Internally, so many people here are unhappy because they have compromised what western people might idealize (true love) when settling into a relationship, in exchange for a family name, a title, an income bracket, etc., yet in public, you’ll see one or both people present the most enviable kind of happiness; a mask they both wear, because to show the opposite invites gossip, distrust, and shame.

It’s just my opinion, but I find the idea repulsive. We only get one chance at our one life, and then we’re done. Our pursuit of happiness is our only real purpose, and as a social species, that pursuit often includes others. Compromising or eschewing altogether our happiness for something else–especially of material value–seems akin to self-mutilation or prostituting oneself.
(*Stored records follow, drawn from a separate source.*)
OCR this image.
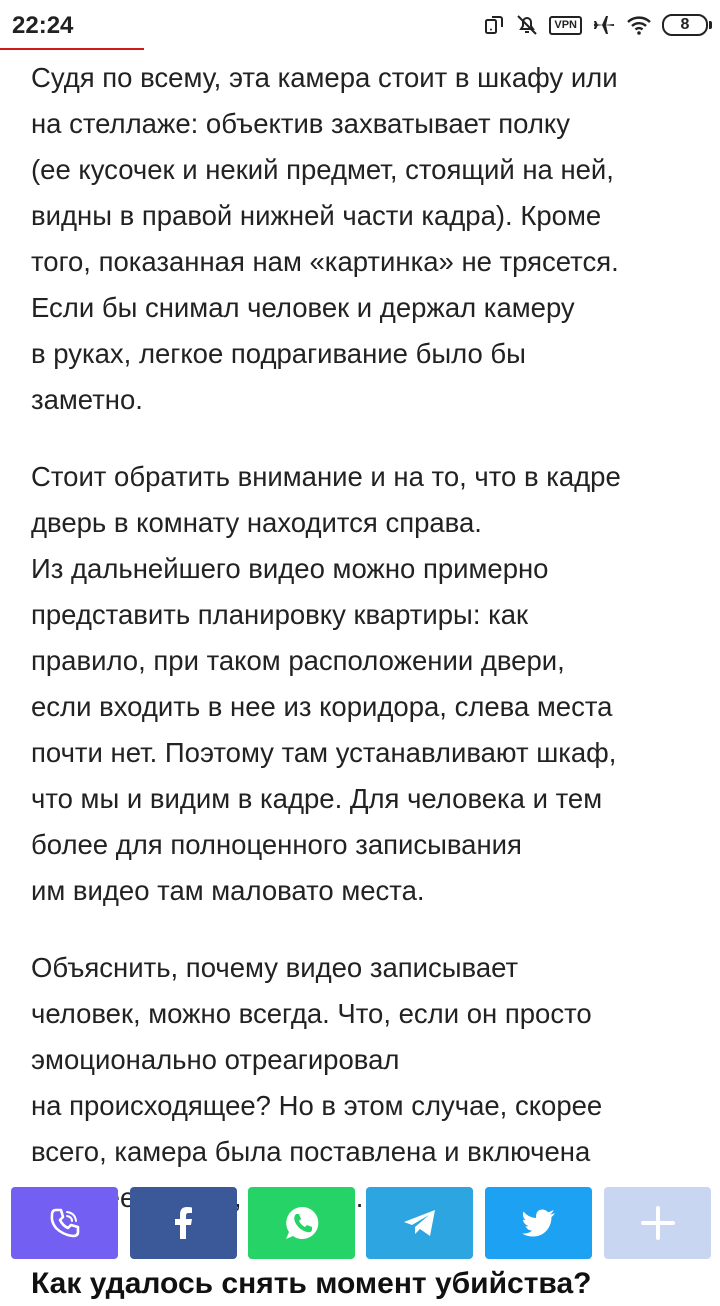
22:24	VPN	8

Судя по всему, эта камера стоит в шкафу или
на стеллаже: объектив захватывает полку
(ее кусочек и некий предмет, стоящий на ней,
видны в правой нижней части кадра). Кроме
того, показанная нам «картинка» не трясется.
Если бы снимал человек и держал камеру
в руках, легкое подрагивание было бы
заметно.

Стоит обратить внимание и на то, что в кадре
дверь в комнату находится справа.
Из дальнейшего видео можно примерно
представить планировку квартиры: как
правило, при таком расположении двери,
если входить в нее из коридора, слева места
почти нет. Поэтому там устанавливают шкаф,
что мы и видим в кадре. Для человека и тем
более для полноценного записывания
им видео там маловато места.

Объяснить, почему видео записывает
человек, можно всегда. Что, если он просто
эмоционально отреагировал
на происходящее? Но в этом случае, скорее
всего, камера была поставлена и включена

Как удалось снять момент убийства?
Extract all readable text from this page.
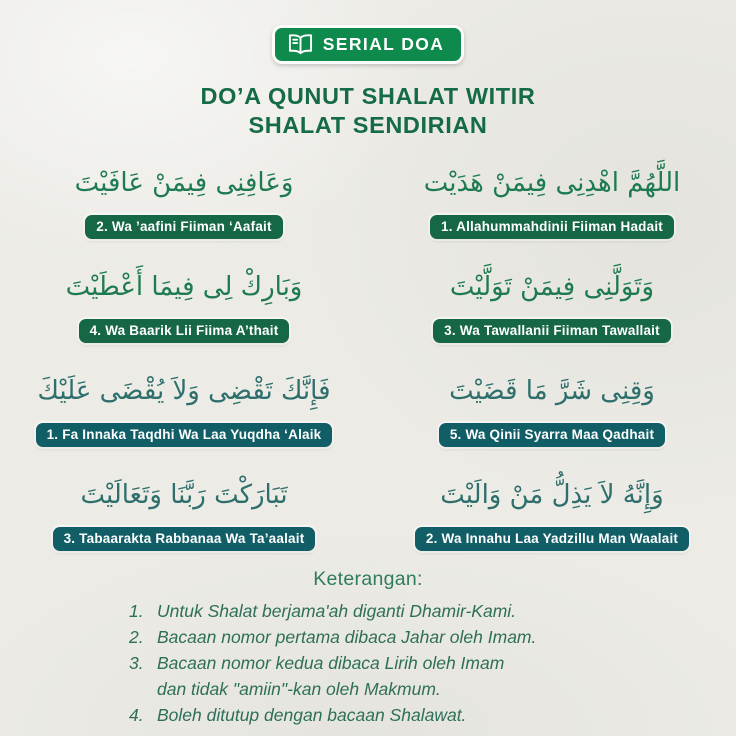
SERIAL DOA
DO’A QUNUT SHALAT WITIR
SHALAT SENDIRIAN
وَعَافِنِى فِيمَنْ عَافَيْتَ
2. Wa ’aafini Fiiman ‘Aafait
اللَّهُمَّ اهْدِنِى فِيمَنْ هَدَيْت
1. Allahummahdinii Fiiman Hadait
وَبَارِكْ لِى فِيمَا أَعْطَيْتَ
4. Wa Baarik Lii Fiima A’thait
وَتَوَلَّنِى فِيمَنْ تَوَلَّيْتَ
3. Wa Tawallanii Fiiman Tawallait
فَإِنَّكَ تَقْضِى وَلاَ يُقْضَى عَلَيْكَ
1. Fa Innaka Taqdhi Wa Laa Yuqdha ‘Alaik
وَقِنِى شَرَّ مَا قَضَيْتَ
5. Wa Qinii Syarra Maa Qadhait
تَبَارَكْتَ رَبَّنَا وَتَعَالَيْتَ
3. Tabaarakta Rabbanaa Wa Ta’aalait
وَإِنَّهُ لاَ يَذِلُّ مَنْ وَالَيْتَ
2. Wa Innahu Laa Yadzillu Man Waalait
Keterangan:
1. Untuk Shalat berjama'ah diganti Dhamir-Kami.
2. Bacaan nomor pertama dibaca Jahar oleh Imam.
3. Bacaan nomor kedua dibaca Lirih oleh Imam
dan tidak "amiin"-kan oleh Makmum.
4. Boleh ditutup dengan bacaan Shalawat.
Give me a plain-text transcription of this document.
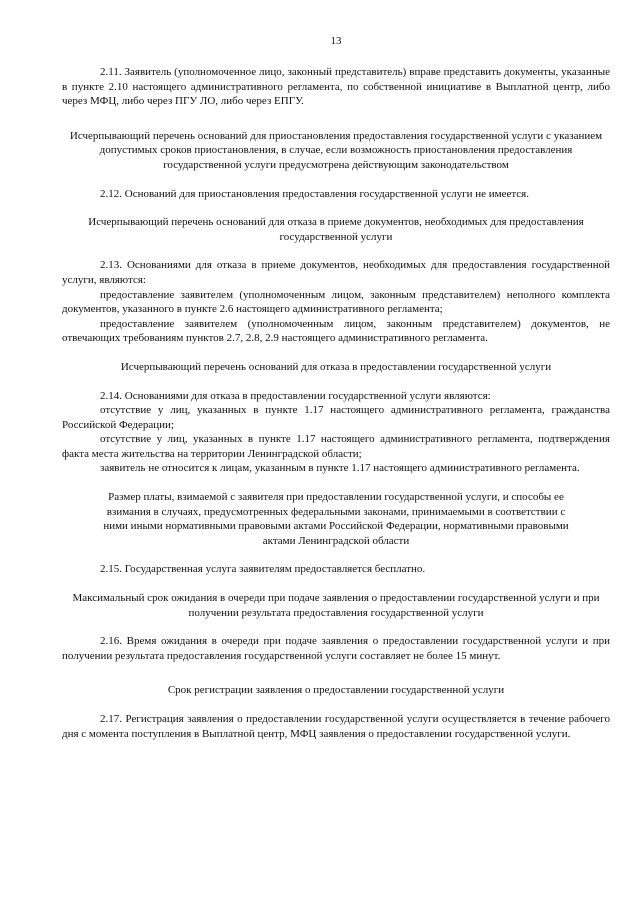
13

2.11. Заявитель (уполномоченное лицо, законный представитель) вправе представить документы, указанные в пункте 2.10 настоящего административного регламента, по собственной инициативе в Выплатной центр, либо через МФЦ, либо через ПГУ ЛО, либо через ЕПГУ.

Исчерпывающий перечень оснований для приостановления предоставления государственной услуги с указанием допустимых сроков приостановления, в случае, если возможность приостановления предоставления государственной услуги предусмотрена действующим законодательством

2.12. Оснований для приостановления предоставления государственной услуги не имеется.

Исчерпывающий перечень оснований для отказа в приеме документов, необходимых для предоставления государственной услуги

2.13. Основаниями для отказа в приеме документов, необходимых для предоставления государственной услуги, являются:

предоставление заявителем (уполномоченным лицом, законным представителем) неполного комплекта документов, указанного в пункте 2.6 настоящего административного регламента;

предоставление заявителем (уполномоченным лицом, законным представителем) документов, не отвечающих требованиям пунктов 2.7, 2.8, 2.9 настоящего административного регламента.

Исчерпывающий перечень оснований для отказа в предоставлении государственной услуги

2.14. Основаниями для отказа в предоставлении государственной услуги являются:

отсутствие у лиц, указанных в пункте 1.17 настоящего административного регламента, гражданства Российской Федерации;

отсутствие у лиц, указанных в пункте 1.17 настоящего административного регламента, подтверждения факта места жительства на территории Ленинградской области;

заявитель не относится к лицам, указанным в пункте 1.17 настоящего административного регламента.

Размер платы, взимаемой с заявителя при предоставлении государственной услуги, и способы ее взимания в случаях, предусмотренных федеральными законами, принимаемыми в соответствии с ними иными нормативными правовыми актами Российской Федерации, нормативными правовыми актами Ленинградской области

2.15. Государственная услуга заявителям предоставляется бесплатно.

Максимальный срок ожидания в очереди при подаче заявления о предоставлении государственной услуги и при получении результата предоставления государственной услуги

2.16. Время ожидания в очереди при подаче заявления о предоставлении государственной услуги и при получении результата предоставления государственной услуги составляет не более 15 минут.

Срок регистрации заявления о предоставлении государственной услуги

2.17. Регистрация заявления о предоставлении государственной услуги осуществляется в течение рабочего дня с момента поступления в Выплатной центр, МФЦ заявления о предоставлении государственной услуги.
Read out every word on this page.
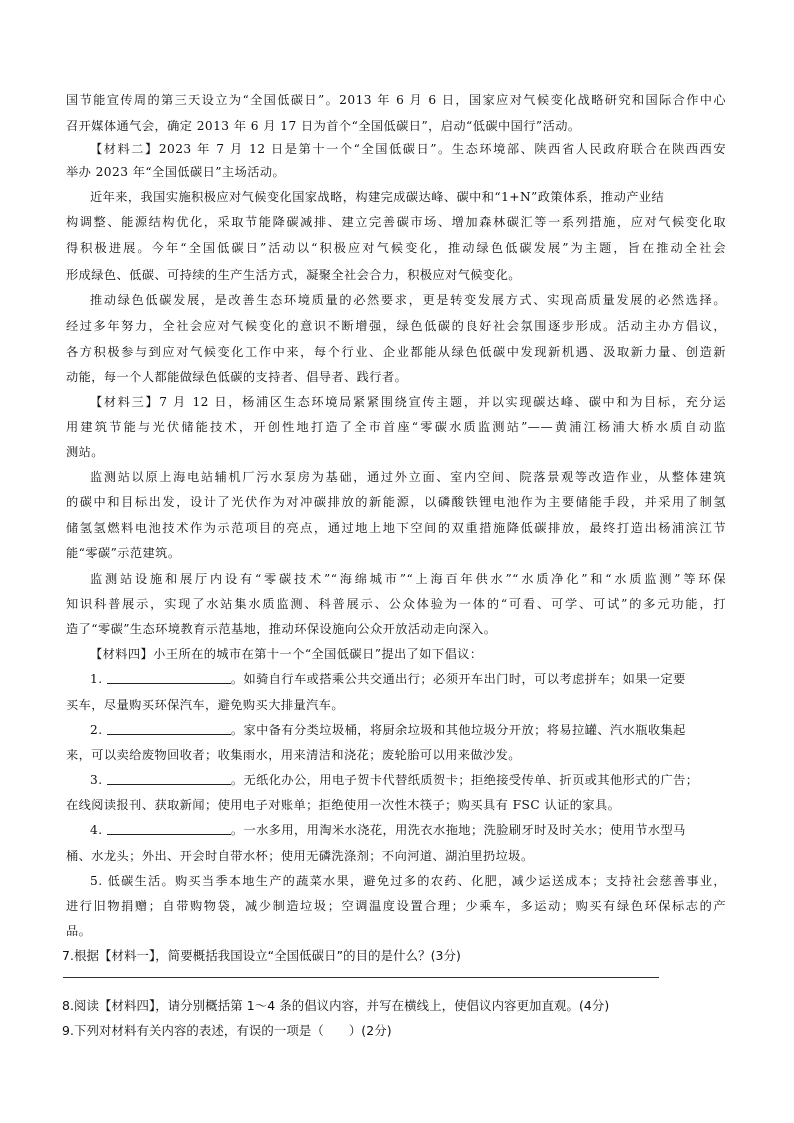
国节能宣传周的第三天设立为“全国低碳日”。2013 年 6 月 6 日，国家应对气候变化战略研究和国际合作中心
召开媒体通气会，确定 2013 年 6 月 17 日为首个“全国低碳日”，启动“低碳中国行”活动。
【材料二】2023 年 7 月 12 日是第十一个“全国低碳日”。生态环境部、陕西省人民政府联合在陕西西安
举办 2023 年“全国低碳日”主场活动。
近年来，我国实施积极应对气候变化国家战略，构建完成碳达峰、碳中和“1+N”政策体系，推动产业结
构调整、能源结构优化，采取节能降碳减排、建立完善碳市场、增加森林碳汇等一系列措施，应对气候变化取
得积极进展。今年“全国低碳日”活动以“积极应对气候变化，推动绿色低碳发展”为主题，旨在推动全社会
形成绿色、低碳、可持续的生产生活方式，凝聚全社会合力，积极应对气候变化。
推动绿色低碳发展，是改善生态环境质量的必然要求，更是转变发展方式、实现高质量发展的必然选择。
经过多年努力，全社会应对气候变化的意识不断增强，绿色低碳的良好社会氛围逐步形成。活动主办方倡议，
各方积极参与到应对气候变化工作中来，每个行业、企业都能从绿色低碳中发现新机遇、汲取新力量、创造新
动能，每一个人都能做绿色低碳的支持者、倡导者、践行者。
【材料三】7 月 12 日，杨浦区生态环境局紧紧围绕宣传主题，并以实现碳达峰、碳中和为目标，充分运
用建筑节能与光伏储能技术，开创性地打造了全市首座“零碳水质监测站”——黄浦江杨浦大桥水质自动监
测站。
监测站以原上海电站辅机厂污水泵房为基础，通过外立面、室内空间、院落景观等改造作业，从整体建筑
的碳中和目标出发，设计了光伏作为对冲碳排放的新能源，以磷酸铁锂电池作为主要储能手段，并采用了制氢
储氢氢燃料电池技术作为示范项目的亮点，通过地上地下空间的双重措施降低碳排放，最终打造出杨浦滨江节
能“零碳”示范建筑。
监测站设施和展厅内设有“零碳技术”“海绵城市”“上海百年供水”“水质净化”和“水质监测”等环保
知识科普展示，实现了水站集水质监测、科普展示、公众体验为一体的“可看、可学、可试”的多元功能，打
造了“零碳”生态环境教育示范基地，推动环保设施向公众开放活动走向深入。
【材料四】小王所在的城市在第十一个“全国低碳日”提出了如下倡议：
1.	。如骑自行车或搭乘公共交通出行；必须开车出门时，可以考虑拼车；如果一定要
买车，尽量购买环保汽车，避免购买大排量汽车。
2.	。家中备有分类垃圾桶，将厨余垃圾和其他垃圾分开放；将易拉罐、汽水瓶收集起
来，可以卖给废物回收者；收集雨水，用来清洁和浇花；废轮胎可以用来做沙发。
3.	。无纸化办公，用电子贺卡代替纸质贺卡；拒绝接受传单、折页或其他形式的广告；
在线阅读报刊、获取新闻；使用电子对账单；拒绝使用一次性木筷子；购买具有 FSC 认证的家具。
4.	。一水多用，用淘米水浇花，用洗衣水拖地；洗脸刷牙时及时关水；使用节水型马
桶、水龙头；外出、开会时自带水杯；使用无磷洗涤剂；不向河道、湖泊里扔垃圾。
5. 低碳生活。购买当季本地生产的蔬菜水果，避免过多的农药、化肥，减少运送成本；支持社会慈善事业，
进行旧物捐赠；自带购物袋，减少制造垃圾；空调温度设置合理；少乘车，多运动；购买有绿色环保标志的产
品。
7.根据【材料一】，简要概括我国设立“全国低碳日”的目的是什么？(3分)
8.阅读【材料四】，请分别概括第 1～4 条的倡议内容，并写在横线上，使倡议内容更加直观。(4分)
9.下列对材料有关内容的表述，有误的一项是（　　）(2分)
Not that long ago, especially here in Japan, many unions were more or less arranged; young men and women were tossed into situations their families deemed beneficial. It seems certain aspects of that outlook on marriage have managed to survive where the obvious (and more controversial on the world stage) parts have not.

I certainly don’t have intentions of upending any of the local customs, but when I see, hear, and live on the receiving end of it, it’s incredibly hard to sit idle. Japanese people are generally known for their suppression of feeling, or at least the outward expression of it; is it better to trade one’s happiness for something else, and lie to the world from behind a mask and a fake smile?